In Buddhism it is called the middle way; The Middle Way refers to the Buddha’s enlightened view of life and also the actions or attitudes that will create happiness for oneself and others. It is the rejection of extremes, which is depicted in the story of Shakyamuni; he first lathered himself in luxury, then deprived himself of everything, he realised neither extreme would take him any closer to spiritual enlightenment. ‘In his rejection of both self-mortification and self-indulgence, Shakyamuni awakened to the true nature of life—its eternity, its deep wellspring of unbounded vitality and wisdom.’
The Cambridge English Dictionary explains ‘the third way’ as a political movement in which the development of business is balanced with the needs of society. It is proposed to be the third way between capitalism and socialism. Taking the example of American politics at the moment, in some ways its easier for people dehumanise President Trump and his followers, and even hate them, than it is for them to have their own opinions and at the same time have compassion for, and see the humanness in, the opposition.

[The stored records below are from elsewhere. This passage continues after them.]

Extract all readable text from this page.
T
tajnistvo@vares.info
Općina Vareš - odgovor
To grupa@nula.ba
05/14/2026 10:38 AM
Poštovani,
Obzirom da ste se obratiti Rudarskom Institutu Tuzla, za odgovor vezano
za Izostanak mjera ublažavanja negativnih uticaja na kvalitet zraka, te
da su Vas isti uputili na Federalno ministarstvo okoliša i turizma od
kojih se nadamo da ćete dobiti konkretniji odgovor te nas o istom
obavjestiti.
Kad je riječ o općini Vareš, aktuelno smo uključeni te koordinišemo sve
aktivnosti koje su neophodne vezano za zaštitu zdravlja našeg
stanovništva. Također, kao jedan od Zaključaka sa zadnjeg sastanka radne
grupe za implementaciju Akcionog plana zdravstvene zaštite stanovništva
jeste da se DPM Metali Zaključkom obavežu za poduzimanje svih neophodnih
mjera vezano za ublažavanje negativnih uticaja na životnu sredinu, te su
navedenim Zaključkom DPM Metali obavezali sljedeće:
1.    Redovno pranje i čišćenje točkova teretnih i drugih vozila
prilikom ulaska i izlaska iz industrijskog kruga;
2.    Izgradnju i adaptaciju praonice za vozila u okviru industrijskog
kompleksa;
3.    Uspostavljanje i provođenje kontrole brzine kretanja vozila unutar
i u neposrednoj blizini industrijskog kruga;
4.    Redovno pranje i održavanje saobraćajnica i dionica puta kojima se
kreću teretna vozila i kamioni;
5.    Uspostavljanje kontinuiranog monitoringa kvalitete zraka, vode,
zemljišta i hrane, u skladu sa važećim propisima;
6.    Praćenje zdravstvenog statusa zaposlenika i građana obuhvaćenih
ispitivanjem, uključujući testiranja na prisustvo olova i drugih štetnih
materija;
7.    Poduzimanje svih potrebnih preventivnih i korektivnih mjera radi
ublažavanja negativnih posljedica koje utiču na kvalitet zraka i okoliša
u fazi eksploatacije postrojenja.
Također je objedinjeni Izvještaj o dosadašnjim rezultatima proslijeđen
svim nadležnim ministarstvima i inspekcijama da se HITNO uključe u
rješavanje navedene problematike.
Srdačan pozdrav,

The tricky thing is choosing either extreme can often feel more exhilarating; there is usually adrenaline associated with the high of excess, and there may even be a sense of accomplishment in the extreme of denial. Taking the third way can feel unstimulating, boring and overly measured. There are of course circumstances which require an extreme response; a high level of adrenaline and life or death commitment to a cause. For example it took a World War to neutralise the threat and horrifying atrocities committed on behalf of Hitler.
I’m sure you can think of many circumstances, in your own life and globally, where navigating a third way between the extremes would bring more peace and healing. However as we have seen it’s not necessarily the easy option for us, in most cases it takes discipline, vulnerability and radical honesty. Cultivating this third way in our own lives, in our own struggles, and on a global scale, is a worthy practice. It will feel messy and uncomfortable, the path may not be clear, but it is where we find wisdom, acceptance and true healing.